シルバードール01
麗月からのゾンビ退治の依頼は生き埋めにするという文字にすると犯罪臭しかしないものとなった。
だが相手が不死身で退かないという確固たる意志があったのだからこれは仕方ない。その意志をどうこうする力は僕にないのだから。
けど封じることはできた。いつまであそこに封じ込められるかは不明だ。もしかしたら明日かもしれないし、何百年も先のことかもしれない。
どちらにせよこれで麗月の依頼は終わり、一件落着……かと思いきやどうやら僕には休みがないらしく寿からメールが届いた。
それは知り合いの仕事を手伝ってあげてほしいということ。
だがこれはいつものことだ。僕の都合など二の次で無理難題を御構い無し押し付けてくる。
まあ、時間は有り余ってるから行くけど気味の悪いことに今回は報酬があるらしい。
これまでタダ働き同然のようにこき使ってのに今更そんなことを言い出すなんて裏があるとしか思えない。いや、あるね! 断言出来てしまう。
「それどどうするのじゃ? 手伝いということはあやつの知り合いが大まかなことをやるのじゃろ? では行かなくても然程問題はあるまい」
「それはそうだけど何もないのに断るってのもあれだろ。僕が行かないってことは寿の知り合いの負担が増えるってことだし」
この申し出を断るということは僕の仕事を押し付けることになってしまう。それでは心が痛む。
「やることなるあるぞ。妾の相手をせい。最近は麗月とばかり仲良くして妾のことを軽視しがちじゃったからな」
麗月はあの後この街に留まることになったけど住処探しとか手伝わされて今に至る。
始めは僕の部屋に住み着こうとしてたけどうちの姉妹がなんと言うか分かったものではない。
なので昔一人暮らしをしていたところを紹介して事なきを得た。
「軽視なんてしてないって。どうしたんだよ急に。お前そんなキャラだったか?」
「うるさいうるさい! 妾は吸血鬼じゃぞ、強いんじゃぞ」
そう言って手足をバタバタしている時点で嘘に聞こえてしまう。実際、僕よりも強いだろうけどなんか灰になってから情緒不安定じゃないかこいつ。

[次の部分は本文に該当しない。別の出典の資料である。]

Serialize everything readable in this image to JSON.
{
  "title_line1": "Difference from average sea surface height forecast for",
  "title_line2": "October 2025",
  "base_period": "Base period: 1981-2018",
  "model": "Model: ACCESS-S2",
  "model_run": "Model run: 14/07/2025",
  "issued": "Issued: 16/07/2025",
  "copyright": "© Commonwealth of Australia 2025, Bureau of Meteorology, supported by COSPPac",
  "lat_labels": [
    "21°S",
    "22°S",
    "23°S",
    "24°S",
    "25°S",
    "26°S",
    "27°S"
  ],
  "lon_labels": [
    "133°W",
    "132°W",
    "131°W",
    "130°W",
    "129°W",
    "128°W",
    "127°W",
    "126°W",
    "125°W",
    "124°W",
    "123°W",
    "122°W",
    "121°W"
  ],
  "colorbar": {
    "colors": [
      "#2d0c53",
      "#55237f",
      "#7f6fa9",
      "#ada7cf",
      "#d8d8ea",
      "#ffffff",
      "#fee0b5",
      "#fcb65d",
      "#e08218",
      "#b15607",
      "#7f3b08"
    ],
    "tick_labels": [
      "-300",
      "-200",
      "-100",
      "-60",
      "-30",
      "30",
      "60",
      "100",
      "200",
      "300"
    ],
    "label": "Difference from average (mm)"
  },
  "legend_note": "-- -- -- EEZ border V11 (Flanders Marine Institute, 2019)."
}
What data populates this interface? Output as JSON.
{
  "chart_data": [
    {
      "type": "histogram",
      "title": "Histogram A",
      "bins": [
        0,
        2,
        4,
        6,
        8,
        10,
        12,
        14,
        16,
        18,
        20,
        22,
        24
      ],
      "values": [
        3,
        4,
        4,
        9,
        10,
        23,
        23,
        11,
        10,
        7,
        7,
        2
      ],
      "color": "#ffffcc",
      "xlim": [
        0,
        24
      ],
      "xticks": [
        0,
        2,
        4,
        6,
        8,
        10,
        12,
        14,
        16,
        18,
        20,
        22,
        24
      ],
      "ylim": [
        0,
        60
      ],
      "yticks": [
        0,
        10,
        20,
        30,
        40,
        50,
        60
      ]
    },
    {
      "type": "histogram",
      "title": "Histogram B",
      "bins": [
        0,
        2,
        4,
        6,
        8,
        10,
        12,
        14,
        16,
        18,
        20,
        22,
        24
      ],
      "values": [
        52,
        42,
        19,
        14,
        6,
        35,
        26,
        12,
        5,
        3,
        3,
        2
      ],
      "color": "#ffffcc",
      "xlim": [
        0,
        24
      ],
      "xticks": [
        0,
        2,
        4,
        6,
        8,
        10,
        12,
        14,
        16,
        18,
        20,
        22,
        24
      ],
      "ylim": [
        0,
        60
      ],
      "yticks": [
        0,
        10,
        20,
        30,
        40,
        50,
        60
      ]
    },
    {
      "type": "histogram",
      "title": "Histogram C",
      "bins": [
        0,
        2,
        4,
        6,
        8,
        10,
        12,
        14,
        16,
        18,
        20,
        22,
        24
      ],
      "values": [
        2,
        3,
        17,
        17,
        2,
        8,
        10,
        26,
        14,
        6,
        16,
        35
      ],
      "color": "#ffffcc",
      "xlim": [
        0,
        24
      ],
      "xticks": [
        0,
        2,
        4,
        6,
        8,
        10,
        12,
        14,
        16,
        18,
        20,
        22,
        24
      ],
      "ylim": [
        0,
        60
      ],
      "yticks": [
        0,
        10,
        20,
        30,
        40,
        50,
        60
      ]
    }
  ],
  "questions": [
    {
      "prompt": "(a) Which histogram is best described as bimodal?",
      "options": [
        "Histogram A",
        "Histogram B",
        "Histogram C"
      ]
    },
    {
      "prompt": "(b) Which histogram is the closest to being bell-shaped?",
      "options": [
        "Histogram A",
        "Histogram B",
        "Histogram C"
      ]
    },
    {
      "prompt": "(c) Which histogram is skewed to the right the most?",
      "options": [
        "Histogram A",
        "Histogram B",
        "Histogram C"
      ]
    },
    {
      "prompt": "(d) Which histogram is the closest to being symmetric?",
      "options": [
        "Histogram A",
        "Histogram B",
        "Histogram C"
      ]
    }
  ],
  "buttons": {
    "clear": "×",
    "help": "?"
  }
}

「分かってる分かってるって。だから落ち着け。確かに断っても寿の知り合いが何とかしてくれるだろうけどこれはつまり寿の知り合いが動くほどこの街に危機が迫ってるってことだ。僕はそれを放っては置けない」
「むぅ、そんなに好きなのかこの街が」
頬を膨らませて呟くな。可愛いだろ。
「ああ、好きだぜ。でもそれと同じぐらいお前のことを大事に思ってる。だから少しだけ待っててくれないか? その後だったらいくらでも相手してやるから」
「そ、そうか……大事に思うてくれておるのか。ふ、ふ〜ん。まあ、今回は特別に許してやらんでもない。じゃが約束は守れよ」
何故か顔に赤みが増し、キョロキョロとしだしたがどうやら機嫌は直ったらしい。
「僕も男だ。二言はないさ。それと刹那は連れて行くなって言われてるからここで大人しくしてろ」
「あの剽軽野郎がそう言っておったのか? 妾の力は必要ないと」
「いや、そうじゃなくて外に出すなってことだから必要ないんじゃなくてお前が出てくると困るってことじゃないのか?」
もしくは今回は日の出てる時にやってほしいからとかーー。いくつか浮かんでくるがこれというものはない。
「それは臭うのう。妾に隠れて何か企んでおるに違いない……が大体予想はつく。麗月もその件でこちらに呼んだのじゃろうな」
「その件? お前が何か知ってるのか?」
「無論じゃ。もしかしてあの男が何もなしに戦力を集めようとすると思うか? ああ見えても頭はキレる。まるで全てを見透かしているかのように行動しておる」
「知ってるよ。あいつはそういつ奴だ。それは腐れ縁の僕が良く知ってる」
出会ったあの時からそうだった。
あいつはーー寿 流は何も考えていないようで全てを考えているピエロ。
僕はそんなあいつが嫌いだ。
「なら、よい。妾はただ確認したかったのじゃ。考えることをやめ、あの男の手のひらで踊っているのでなければの」
「残念ながら僕は嘘が苦手でね。それに同じ馬鹿なら踊らなきゃ損だろ」
「ふっ、それもそうじゃな。せめて派手に踊っておれ。妾はその愚かさを特等席で観ているとしよう」
「ああ、それじゃあ行ってくるよ」
意を決して部屋の扉を開けるともう刹那の姿はなく、灰が僕の中と窓の外へと行くのが見えた。